Although costs are on the rise, the Milliman researchers found positive initiatives in regard to improving quality and efficiency. Some healthcare players are reversing cost trends through inpatient efficiency and quality, commercial payers are focusing on inpatient utilization review, and Medicare is focusing on reducing readmissions and not paying for never events.
“On the employer front, we’re continuing to see a focus on prevention, wellness, and disease management services, but the purchasers are becoming more savvy,” says Kate Fitch, principal and healthcare consultant at Milliman in New York City, adding that employers are now demanding better reporting and vendors risk their fees by achieving specific outcomes.
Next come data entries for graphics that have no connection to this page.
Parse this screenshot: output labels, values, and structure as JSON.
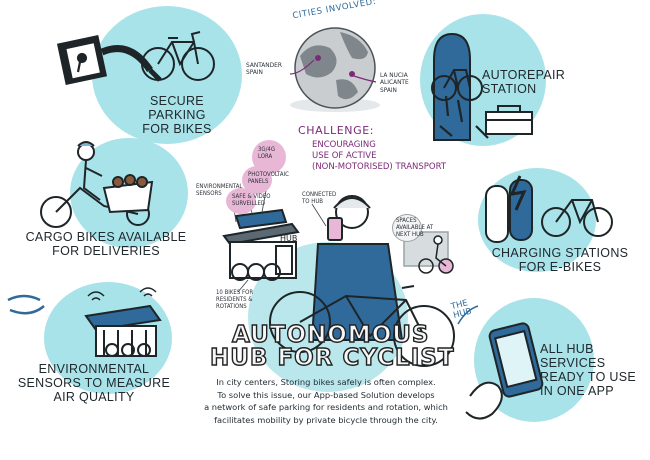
{
  "cities": {
    "heading": "CITIES INVOLVED:",
    "city_a": "SANTANDER SPAIN",
    "city_b": "LA NUCIA ALICANTE SPAIN"
  },
  "challenge": {
    "heading": "CHALLENGE:",
    "line1": "ENCOURAGING",
    "line2": "USE OF ACTIVE",
    "line3": "(NON-MOTORISED) TRANSPORT"
  },
  "features": {
    "secure_parking": [
      "SECURE PARKING",
      "FOR BIKES"
    ],
    "autorepair": [
      "AUTOREPAIR",
      "STATION"
    ],
    "cargo": [
      "CARGO BIKES AVAILABLE",
      "FOR DELIVERIES"
    ],
    "charging": [
      "CHARGING STATIONS",
      "FOR E-BIKES"
    ],
    "sensors": [
      "ENVIRONMENTAL",
      "SENSORS TO MEASURE",
      "AIR QUALITY"
    ],
    "app": [
      "ALL HUB",
      "SERVICES",
      "READY TO USE",
      "IN ONE APP"
    ]
  },
  "hub_labels": {
    "lora": "3G/4G LORA",
    "photovoltaic": "PHOTOVOLTAIC PANELS",
    "env_sensors": "ENVIRONMENTAL SENSORS",
    "safe_video": "SAFE & VIDEO SURVEILLED",
    "connected": "CONNECTED TO HUB",
    "spaces": "SPACES AVAILABLE AT NEXT HUB",
    "bikes_rotation": "10 BIKES FOR RESIDENTS & ROTATIONS",
    "hub_sign": "HUB",
    "the_hub": "THE HUB"
  },
  "title": {
    "line1": "AUTONOMOUS",
    "line2": "HUB FOR CYCLIST"
  },
  "description": [
    "In city centers, Storing bikes safely is often complex.",
    "To solve this issue, our App-based Solution develops",
    "a network of safe parking for residents and rotation, which",
    "facilitates mobility by private bicycle through the city."
  ],
  "colors": {
    "accent_cyan": "#a8e3ea",
    "accent_purple": "#7c2a78",
    "accent_pink": "#e9b7d6"
  }
}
Healthcare professionals are also promoting the medical home concept as a way to improve care and lower costs. The medical home has been touted as an alternative to disease management and an enhancement of the programs, although questions remain about the concept.
“The verdict is still out whether the medical home delivery of care will reduce medical cost trend,” says Fitch.
Miami tops costs
Of the 14 major metropolitan areas Milliman reviewed for MMI, Miami topped the list for 2009 with an MMI of $20,282, which is 120.9% of the national percentage. New York City finished a close second with $19,684 MMI or 117.4% of the national percentage. Phoenix and Seattle, meanwhile, were the lowest MMI, with $14,857 (88.6% national percentage) and $15,564 (92.8% national percentage) respectively. (See Figure 9 below.)
The costs of services varied by area, Fitch says. For example, although Seattle enjoys the lowest inpatient costs, it ranks worse for outpatient costs. Phoenix, which has the lowest outpatient and physician costs, is in the middle range for inpatient costs.
The costs are related to many factors, Fitch says. Most important are the variations in provider practice patterns and consumer purchasing patterns. To a lesser extent, regional variation in costs dealing with doing business in those areas, differing labor costs, and local regulations are a factor.
The cost differences between the highest and lowest MMI could have been greater if Milliman had included rural areas.